If LIGO were MI6, the fictional spy agency from the James Bond universe, Thorne would be Q—the “gadgets guy” that makes all of Bond’s thrilling escapades possible. His engineering designs are integral to the function of the detector; when you make a device capable of picking up the motion of bodies in another galaxy, you’re going to pick up a lot of background noise from things here on Earth. As an example: Heat makes things expand and, if not accounted for, the kind of expansion that comes from day/night cycles at the miles-long detector arms would be enough to make LIGO useless. Thorne’s practical ingenuity to compensate for such problems has made the LIGO project possible, and his theoretical contributions—algorithms that help pick the “chirp” of merging black holes out of a mess of noise—are likely to get him a share of the million-dollar prize presented this December.

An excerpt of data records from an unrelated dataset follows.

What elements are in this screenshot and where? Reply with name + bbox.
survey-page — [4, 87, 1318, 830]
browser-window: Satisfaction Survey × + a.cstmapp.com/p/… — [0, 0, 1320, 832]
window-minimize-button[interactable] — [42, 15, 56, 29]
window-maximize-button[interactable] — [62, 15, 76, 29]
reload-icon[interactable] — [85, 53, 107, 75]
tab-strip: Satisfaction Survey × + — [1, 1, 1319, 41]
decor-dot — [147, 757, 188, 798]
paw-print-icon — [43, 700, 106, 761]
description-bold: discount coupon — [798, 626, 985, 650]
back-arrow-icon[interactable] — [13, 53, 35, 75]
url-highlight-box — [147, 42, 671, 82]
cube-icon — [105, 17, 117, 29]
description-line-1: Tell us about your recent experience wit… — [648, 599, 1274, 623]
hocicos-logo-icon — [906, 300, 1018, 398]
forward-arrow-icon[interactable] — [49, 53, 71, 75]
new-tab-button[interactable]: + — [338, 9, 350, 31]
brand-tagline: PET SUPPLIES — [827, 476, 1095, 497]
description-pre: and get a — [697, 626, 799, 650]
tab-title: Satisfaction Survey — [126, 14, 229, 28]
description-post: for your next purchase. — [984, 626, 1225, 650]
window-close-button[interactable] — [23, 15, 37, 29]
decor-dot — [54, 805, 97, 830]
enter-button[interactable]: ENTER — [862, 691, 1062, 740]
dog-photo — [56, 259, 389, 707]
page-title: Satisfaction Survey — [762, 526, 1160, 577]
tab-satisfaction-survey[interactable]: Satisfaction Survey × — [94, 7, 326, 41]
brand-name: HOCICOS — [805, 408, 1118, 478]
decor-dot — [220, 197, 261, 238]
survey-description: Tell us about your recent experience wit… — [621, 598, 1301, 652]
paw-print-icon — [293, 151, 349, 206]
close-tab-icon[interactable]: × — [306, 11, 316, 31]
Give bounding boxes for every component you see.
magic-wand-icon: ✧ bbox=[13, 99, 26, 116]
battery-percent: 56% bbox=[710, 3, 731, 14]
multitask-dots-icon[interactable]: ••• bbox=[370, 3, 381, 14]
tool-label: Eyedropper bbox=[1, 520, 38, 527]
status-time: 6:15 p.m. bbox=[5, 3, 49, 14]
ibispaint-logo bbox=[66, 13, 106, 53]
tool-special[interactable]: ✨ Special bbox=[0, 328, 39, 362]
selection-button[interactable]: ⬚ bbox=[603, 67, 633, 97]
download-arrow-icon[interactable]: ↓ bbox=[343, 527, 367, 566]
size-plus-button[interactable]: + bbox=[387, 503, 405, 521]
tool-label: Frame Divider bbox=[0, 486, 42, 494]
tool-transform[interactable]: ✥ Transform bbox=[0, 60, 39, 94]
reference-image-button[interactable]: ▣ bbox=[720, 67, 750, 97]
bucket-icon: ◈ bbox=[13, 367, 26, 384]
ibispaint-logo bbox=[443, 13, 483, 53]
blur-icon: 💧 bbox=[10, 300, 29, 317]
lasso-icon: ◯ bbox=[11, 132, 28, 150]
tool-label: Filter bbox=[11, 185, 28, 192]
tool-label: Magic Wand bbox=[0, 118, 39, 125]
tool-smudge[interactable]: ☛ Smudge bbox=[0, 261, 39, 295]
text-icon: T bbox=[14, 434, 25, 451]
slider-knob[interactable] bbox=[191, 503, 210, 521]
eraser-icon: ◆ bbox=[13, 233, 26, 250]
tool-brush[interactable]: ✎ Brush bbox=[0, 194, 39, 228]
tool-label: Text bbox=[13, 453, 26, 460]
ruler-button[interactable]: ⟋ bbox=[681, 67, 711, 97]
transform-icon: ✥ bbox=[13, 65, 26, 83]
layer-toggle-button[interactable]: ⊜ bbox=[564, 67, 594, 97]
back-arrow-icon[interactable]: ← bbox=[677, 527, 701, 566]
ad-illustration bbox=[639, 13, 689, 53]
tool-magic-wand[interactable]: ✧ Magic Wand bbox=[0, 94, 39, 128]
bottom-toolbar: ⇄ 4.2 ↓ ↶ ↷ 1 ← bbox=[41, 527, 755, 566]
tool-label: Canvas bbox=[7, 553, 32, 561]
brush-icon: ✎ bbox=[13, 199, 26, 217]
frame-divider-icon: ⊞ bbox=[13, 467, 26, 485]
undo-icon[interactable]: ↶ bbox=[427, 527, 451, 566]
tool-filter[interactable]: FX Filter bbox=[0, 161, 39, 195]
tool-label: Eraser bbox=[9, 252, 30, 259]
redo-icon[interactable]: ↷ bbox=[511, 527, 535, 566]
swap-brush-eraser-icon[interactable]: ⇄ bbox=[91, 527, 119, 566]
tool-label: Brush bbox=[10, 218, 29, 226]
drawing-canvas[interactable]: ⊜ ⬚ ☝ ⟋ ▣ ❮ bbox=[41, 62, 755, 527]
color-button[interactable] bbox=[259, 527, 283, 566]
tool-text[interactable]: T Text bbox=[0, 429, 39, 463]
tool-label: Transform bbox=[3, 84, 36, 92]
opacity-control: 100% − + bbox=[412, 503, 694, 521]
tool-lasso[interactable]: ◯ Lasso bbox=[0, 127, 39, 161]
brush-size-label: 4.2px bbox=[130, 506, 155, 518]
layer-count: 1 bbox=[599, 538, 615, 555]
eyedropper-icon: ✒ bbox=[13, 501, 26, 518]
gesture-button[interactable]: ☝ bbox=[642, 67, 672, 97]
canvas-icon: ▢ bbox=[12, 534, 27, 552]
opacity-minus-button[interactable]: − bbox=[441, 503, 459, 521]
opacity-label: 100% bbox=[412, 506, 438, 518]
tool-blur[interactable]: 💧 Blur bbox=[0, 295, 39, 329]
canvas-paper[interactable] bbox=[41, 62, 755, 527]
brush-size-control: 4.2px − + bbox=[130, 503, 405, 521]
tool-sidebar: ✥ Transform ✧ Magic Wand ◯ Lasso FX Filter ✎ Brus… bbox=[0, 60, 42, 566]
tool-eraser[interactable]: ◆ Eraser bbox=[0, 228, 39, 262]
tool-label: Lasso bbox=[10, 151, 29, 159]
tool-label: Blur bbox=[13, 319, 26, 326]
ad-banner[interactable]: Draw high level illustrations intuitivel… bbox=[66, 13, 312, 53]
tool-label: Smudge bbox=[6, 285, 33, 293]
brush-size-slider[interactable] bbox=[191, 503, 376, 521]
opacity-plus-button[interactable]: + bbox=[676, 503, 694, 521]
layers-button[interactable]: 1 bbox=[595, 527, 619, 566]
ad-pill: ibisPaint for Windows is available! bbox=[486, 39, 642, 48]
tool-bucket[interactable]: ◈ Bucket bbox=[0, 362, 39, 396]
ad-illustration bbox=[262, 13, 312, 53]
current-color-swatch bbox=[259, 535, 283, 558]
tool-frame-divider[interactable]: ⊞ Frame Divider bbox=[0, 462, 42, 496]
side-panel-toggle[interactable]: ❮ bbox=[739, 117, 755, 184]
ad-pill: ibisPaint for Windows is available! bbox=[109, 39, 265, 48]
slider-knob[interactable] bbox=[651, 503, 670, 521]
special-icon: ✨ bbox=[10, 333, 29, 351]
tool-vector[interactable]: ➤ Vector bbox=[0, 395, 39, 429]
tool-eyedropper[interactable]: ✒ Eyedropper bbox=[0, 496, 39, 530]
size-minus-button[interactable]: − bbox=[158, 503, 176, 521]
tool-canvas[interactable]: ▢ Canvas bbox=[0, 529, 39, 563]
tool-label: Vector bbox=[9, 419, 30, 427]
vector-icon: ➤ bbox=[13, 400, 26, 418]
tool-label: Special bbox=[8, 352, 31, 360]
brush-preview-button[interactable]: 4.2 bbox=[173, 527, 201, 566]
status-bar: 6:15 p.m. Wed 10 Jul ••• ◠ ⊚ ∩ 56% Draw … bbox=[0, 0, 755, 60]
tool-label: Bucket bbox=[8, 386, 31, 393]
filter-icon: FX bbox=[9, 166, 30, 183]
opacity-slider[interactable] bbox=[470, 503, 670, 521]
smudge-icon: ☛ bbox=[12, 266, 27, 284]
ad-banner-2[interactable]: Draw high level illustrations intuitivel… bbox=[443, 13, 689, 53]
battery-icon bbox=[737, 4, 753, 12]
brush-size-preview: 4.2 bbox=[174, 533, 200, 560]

The Swedes don’t yield to the pressure to do things on an American timetable, so unlike many international affairs the physics prize will likely be announced tomorrow at 5:45 AM EST. By the time most of our readers wake up, we’ll hopefully have confirmation that these scientists are getting their due credit for their role in giving us an entirely new way to sense the universe. Otherwise, we’ll be scrambling frantically to put together new explainers on the discoveries of whoever the committee has, in their infinite wisdom, decided deserves the award—but either way, tune back in tomorrow for the latest.